Business litigation, also referred to as commercial litigation, broadly encompasses any type of legal controversy related to business issues. It involves the legal resolution of disputes or conflicts that arise in the commercial or business sectors. Business litigations or lawsuits can be filed because of disputes between different business entities or conflicts arising between individuals and businesses.

In commercial litigation, the litigant is the accused party while the plaintiff or complainant is the accuser. Complainants are usually employees, shareholders, consumers or other businesses. Claims of damages are brought forward by the plaintiff and are decided through legal proceedings. A defense or litigation attorney will represent the company being sued in the lawsuit.

Although litigation has often been the preferred method for individuals and businesses to solve disputes, business litigation does not always end in a court trial. When such conflicts occur, it is sometimes preferable for everyone involved to find means of resolving the issue without filing a formal lawsuit in court. Business litigation attorneys are often skilled at mediation as alternative means of dispute resolution. During mediation, a neutral party or middle person works with lawyers for both the complainant and litigant to find a settlement out of court.
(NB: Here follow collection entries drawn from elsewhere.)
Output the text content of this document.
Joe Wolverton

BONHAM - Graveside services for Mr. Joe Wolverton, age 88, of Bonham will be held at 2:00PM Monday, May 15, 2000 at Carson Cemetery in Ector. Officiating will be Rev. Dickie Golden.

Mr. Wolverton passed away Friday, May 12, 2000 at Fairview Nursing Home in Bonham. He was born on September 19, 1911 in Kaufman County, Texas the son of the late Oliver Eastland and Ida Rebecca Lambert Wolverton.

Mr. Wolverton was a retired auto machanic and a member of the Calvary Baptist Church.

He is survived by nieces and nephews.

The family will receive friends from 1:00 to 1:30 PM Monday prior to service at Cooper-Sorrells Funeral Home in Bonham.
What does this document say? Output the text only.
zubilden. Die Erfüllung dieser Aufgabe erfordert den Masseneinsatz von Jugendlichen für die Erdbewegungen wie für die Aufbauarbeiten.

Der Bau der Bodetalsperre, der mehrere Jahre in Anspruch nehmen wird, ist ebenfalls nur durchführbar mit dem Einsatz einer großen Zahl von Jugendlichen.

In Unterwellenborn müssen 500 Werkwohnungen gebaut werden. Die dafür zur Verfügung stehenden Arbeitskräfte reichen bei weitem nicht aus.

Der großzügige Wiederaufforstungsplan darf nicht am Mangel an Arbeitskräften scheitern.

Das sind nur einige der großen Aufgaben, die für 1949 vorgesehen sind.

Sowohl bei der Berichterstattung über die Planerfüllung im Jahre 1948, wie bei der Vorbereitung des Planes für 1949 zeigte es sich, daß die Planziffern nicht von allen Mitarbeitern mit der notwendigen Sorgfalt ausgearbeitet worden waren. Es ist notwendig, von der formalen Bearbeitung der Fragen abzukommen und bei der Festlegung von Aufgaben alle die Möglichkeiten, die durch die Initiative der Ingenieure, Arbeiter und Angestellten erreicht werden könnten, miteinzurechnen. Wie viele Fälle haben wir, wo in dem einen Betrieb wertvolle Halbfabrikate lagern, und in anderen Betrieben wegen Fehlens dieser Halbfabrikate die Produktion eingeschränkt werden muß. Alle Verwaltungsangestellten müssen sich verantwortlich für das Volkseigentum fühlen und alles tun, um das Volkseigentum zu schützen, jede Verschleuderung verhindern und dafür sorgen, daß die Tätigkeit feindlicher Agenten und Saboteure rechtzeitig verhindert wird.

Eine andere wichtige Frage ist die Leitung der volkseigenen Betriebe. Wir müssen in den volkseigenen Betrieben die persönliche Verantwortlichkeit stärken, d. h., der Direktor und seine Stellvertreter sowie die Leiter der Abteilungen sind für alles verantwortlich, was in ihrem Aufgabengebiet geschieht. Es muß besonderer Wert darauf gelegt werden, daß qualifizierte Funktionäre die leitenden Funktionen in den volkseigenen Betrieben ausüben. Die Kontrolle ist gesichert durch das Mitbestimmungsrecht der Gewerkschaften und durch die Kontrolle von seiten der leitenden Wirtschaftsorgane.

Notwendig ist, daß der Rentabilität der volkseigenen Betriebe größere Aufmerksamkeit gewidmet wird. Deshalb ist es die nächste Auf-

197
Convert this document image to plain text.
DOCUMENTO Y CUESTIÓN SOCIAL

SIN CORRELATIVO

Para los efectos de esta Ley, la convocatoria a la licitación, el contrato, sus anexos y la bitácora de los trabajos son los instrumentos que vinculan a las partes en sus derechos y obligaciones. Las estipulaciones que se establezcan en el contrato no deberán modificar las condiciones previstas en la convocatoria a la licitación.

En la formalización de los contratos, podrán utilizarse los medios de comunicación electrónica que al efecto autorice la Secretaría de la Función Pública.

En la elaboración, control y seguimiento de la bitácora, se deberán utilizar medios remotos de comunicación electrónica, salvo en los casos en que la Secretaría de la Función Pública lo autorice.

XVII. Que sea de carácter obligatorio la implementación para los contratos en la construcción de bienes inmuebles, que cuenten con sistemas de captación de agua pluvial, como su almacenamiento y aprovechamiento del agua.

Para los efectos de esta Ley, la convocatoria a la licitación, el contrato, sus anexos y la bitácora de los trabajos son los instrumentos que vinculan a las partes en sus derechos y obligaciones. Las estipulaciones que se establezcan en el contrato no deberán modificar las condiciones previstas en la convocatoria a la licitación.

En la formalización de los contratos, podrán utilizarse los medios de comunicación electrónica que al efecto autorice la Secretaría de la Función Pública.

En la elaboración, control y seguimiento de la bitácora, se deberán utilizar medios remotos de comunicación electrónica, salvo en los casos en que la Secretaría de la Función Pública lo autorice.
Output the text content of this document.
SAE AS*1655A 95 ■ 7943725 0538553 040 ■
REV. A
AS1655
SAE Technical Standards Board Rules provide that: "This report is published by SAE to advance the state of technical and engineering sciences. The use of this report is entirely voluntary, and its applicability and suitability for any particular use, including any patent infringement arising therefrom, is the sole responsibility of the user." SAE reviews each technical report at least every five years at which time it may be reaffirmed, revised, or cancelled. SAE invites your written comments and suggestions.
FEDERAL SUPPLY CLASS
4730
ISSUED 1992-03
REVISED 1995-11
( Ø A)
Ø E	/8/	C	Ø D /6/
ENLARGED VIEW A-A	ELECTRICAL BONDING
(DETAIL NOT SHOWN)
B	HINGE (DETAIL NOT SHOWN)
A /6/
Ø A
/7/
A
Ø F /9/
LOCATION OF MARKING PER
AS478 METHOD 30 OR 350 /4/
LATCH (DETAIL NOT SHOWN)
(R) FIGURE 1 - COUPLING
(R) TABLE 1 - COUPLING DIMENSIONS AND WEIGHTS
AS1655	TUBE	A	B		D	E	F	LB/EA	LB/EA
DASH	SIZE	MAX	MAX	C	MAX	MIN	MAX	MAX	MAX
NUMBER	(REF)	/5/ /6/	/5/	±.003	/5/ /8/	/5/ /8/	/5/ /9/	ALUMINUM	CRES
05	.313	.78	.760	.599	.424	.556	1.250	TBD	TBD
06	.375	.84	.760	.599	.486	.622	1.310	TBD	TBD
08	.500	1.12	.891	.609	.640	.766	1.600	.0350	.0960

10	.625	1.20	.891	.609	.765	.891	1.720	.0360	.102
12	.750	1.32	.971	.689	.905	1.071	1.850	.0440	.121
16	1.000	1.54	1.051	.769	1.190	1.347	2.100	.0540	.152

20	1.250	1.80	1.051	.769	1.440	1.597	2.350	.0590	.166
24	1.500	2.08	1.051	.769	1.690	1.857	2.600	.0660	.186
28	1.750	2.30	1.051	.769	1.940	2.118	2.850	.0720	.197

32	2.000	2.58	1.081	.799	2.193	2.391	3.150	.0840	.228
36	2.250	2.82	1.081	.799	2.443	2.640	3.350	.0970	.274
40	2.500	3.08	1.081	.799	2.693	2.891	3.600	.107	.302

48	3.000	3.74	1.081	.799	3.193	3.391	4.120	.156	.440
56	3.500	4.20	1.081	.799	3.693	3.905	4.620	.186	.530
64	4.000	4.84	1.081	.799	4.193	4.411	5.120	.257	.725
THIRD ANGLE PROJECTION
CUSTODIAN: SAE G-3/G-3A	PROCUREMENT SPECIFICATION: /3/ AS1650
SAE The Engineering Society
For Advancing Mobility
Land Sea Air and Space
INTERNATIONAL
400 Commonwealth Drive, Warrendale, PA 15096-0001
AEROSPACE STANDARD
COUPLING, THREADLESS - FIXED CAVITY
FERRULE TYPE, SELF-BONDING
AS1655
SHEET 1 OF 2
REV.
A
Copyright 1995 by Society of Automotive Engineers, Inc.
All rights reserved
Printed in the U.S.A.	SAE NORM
In cases where mediation is not possible, an experienced business litigation attorney can be invaluable in protecting a company’s rights and business interests. A skilled commercial litigation lawyer will be able to discuss the situation with his or her client, explain the various options available and represent their interests if the matter goes before a court.

For this reason, only the best commercial and civil litigation attorneys should be entrusted with this responsibility and.

Reasons for making business litigation claims

There are many conflicts in the business world that can give rise to commercial litigation claims. A few of these are examined below:

  • Contractual disputes. Business contracts are legally binding agreements. Since the exact meaning of the written text in a contract is open to interpretation, parties normally disagree on the terms involved. If a company fails to follow through on the contract’s terms, a complainant can file a lawsuit against them for breach of contract.
  • Intellectual property disputes. These occur when an individual brings litigation against a company that has infringed his or her patent, copyright or trademark rights. For instance, the complainant may claim that a company stole their business idea and is using it without proper consent.
  • Breach of fiduciary duty. This is a commercial litigation claim that is filed by shareholders or business partners in a company who feel that the directors, other partners or company officers have violated their obligation to operate in good faith. Litigation cases that seek to challenge acquisitions, financing arrangements and mergers are also quite common in this category.
  • Disputes over warranty claims. Individuals can make litigation claims against a company that fails to uphold the terms outlined in their warranties.
  • Disputes between businesses and insurance claims. These happen when insurance companies undervalue, deny or fail to pay insurance claims. Business litigation suits can help the complainant, usually small businesses, to recover the amount they are entitled to receive. These cases are common where insurance companies use deceptive or confusing wording in their contracts to avoid paying out legitimate claims. 

Process involved in making the claim

Business litigation claims normally go through four phases. The first phase takes place before anything is filed in court. The client meets with an attorney to determine the facts of the claim they are advancing or the client’s defense to a claim brought forward by another party. After this, the attorney reviews the documents pertaining to the case, conducts research on the relevant laws and speaks to any witnesses in order to chart a favorable course for the client.

The next step involves filing a complaint or answer to a complaint in court. The attorney then serves the litigant’s side with questionnaires to obtain evidence and questions parties involved and take any witness statements. This is referred to as the discovery process.

If one of the parties does not wish to proceed to trial, they may make a motion for summary judgment. Failure to reach a settlement at this stage means the case has to be tried in court. The plaintiff bears the burden of proof and has to provide evidence to support his claim.

The post-trial phase involves acting on the judgment, making appeals and the recovery of costs by the successful party.